You should ask them that. I loved 5:30 to 7:15 every night, which was play time — from 5:30 to 7:00, actually, because I allowed the church to make committee meetings starting at 7:15. I said, “Don’t expect me before 7:15, because I am committed to playing until 7:00. And we ate at 5:30. So we could eat, say, in 20 minutes and then we have a good, you know, hour and a half of play together. And then I pack up maybe and head off to an elder meeting or whatever.
I loved those times. I mean, I really did enjoy the kinds of things that my boys seemed to enjoy when they were little. You know, all kinds of things on the floor in the living room during the winter and outside every kind of sport possible when the weather was tolerable.
Work Hard to Be Accessible
But to be honest, I think I would say they might have looked for me to be more accessible, say, on the weekend when I was getting ready for a sermon, or other times. But as far as the play times go, God gave me the grace to really enjoy those times.
“Joy must be the bedrock of all life. Little children need to see that.”
I think the boys probably look back and say, “Daddy really worked a lot, you know? He probably could have been more accessible. He probably could have been there more often.” But as I look back, not only did I enjoy those times, but I think I went to just about every game there was to go to in soccer and baseball and football, and I loved it. I did not go out to those games begrudgingly — I really didn’t. I mean, I was the only parent there at three o’clock in the afternoon for a typical soccer game and could get myself in trouble at the excitement with which I cheered for my son Ben, for example.
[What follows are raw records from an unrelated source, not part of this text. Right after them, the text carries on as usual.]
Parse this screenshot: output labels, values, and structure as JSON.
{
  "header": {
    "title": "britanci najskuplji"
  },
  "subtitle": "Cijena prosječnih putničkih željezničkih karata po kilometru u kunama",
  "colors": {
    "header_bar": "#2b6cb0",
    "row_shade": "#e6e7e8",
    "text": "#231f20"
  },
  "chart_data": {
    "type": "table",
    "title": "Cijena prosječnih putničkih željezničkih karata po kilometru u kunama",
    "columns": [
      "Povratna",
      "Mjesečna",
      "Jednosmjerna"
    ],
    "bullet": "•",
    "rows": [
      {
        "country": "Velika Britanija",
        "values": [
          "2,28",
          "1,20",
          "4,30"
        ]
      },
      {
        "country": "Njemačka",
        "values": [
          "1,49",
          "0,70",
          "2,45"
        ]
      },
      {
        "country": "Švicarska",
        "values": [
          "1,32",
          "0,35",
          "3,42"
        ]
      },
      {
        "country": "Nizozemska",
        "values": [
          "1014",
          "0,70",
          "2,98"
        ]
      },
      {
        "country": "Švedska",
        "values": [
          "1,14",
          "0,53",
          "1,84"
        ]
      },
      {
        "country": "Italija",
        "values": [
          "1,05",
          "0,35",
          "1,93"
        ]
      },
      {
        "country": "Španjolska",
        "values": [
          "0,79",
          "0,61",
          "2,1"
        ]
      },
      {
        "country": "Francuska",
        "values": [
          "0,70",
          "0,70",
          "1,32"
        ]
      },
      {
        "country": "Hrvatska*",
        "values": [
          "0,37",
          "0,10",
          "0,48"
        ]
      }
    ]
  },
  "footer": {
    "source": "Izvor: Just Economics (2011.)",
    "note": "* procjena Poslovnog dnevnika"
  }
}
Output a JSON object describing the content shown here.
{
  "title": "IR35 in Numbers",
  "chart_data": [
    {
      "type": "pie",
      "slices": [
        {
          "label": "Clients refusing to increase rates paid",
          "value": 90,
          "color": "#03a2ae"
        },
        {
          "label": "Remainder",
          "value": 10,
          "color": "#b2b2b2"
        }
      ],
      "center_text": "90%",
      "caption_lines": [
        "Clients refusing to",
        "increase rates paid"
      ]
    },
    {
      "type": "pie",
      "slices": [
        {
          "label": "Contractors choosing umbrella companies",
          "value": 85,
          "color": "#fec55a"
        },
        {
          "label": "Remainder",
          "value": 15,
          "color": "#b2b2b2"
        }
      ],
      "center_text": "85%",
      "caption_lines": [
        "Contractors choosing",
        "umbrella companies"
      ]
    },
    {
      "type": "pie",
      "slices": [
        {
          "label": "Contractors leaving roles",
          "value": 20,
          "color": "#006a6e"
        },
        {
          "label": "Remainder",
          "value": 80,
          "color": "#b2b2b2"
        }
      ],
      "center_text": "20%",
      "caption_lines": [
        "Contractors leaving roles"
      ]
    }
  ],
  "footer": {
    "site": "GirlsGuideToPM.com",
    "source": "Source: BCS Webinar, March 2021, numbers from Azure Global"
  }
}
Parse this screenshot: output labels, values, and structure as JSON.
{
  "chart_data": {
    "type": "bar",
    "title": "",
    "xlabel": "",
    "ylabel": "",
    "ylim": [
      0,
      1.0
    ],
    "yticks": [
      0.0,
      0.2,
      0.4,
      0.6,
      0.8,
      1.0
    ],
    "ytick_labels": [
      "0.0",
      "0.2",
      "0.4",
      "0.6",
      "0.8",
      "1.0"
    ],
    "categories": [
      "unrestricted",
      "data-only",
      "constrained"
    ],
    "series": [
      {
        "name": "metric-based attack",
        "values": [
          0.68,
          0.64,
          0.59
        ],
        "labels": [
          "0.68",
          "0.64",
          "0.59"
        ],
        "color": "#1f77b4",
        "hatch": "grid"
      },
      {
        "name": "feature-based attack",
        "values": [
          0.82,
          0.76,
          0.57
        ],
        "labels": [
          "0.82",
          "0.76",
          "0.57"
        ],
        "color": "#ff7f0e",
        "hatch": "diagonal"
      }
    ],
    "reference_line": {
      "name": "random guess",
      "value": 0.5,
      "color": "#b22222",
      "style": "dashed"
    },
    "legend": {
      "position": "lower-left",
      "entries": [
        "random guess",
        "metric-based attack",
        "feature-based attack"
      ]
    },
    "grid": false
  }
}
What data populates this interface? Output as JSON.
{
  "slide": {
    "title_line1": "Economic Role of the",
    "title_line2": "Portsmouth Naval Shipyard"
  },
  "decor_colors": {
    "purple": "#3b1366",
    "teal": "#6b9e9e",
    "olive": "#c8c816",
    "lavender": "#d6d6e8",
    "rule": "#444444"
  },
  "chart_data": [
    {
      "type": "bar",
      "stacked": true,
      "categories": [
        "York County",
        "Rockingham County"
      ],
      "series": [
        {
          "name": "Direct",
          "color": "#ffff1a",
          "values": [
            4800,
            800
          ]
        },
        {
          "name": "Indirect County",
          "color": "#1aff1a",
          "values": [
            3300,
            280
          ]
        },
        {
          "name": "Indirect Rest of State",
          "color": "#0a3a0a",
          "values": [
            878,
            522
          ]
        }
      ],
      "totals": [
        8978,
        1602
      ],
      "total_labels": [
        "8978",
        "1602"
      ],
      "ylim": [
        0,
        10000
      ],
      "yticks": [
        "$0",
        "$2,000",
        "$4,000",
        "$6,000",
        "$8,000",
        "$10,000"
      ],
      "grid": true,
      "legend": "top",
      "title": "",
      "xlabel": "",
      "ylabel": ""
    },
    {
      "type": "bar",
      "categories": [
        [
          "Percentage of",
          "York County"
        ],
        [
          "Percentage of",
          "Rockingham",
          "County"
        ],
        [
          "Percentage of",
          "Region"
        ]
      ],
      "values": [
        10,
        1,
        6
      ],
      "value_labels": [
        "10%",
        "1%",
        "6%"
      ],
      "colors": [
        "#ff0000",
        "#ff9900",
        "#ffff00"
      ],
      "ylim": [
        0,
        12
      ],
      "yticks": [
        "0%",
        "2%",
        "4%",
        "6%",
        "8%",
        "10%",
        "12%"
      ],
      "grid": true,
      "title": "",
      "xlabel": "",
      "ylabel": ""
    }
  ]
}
So yes, to be honest, there were times, seasons during the week or during the year, when I wasn’t as accessible as a typical dad might be or might have been wise to be. But given what I thought I should be doing in terms of times of play in the evening that were sacrosanct — that really belonged to those boys, and then to Talitha when she came along, and then the games and the performances and dramas and so on — I loved those, and I hope they know that.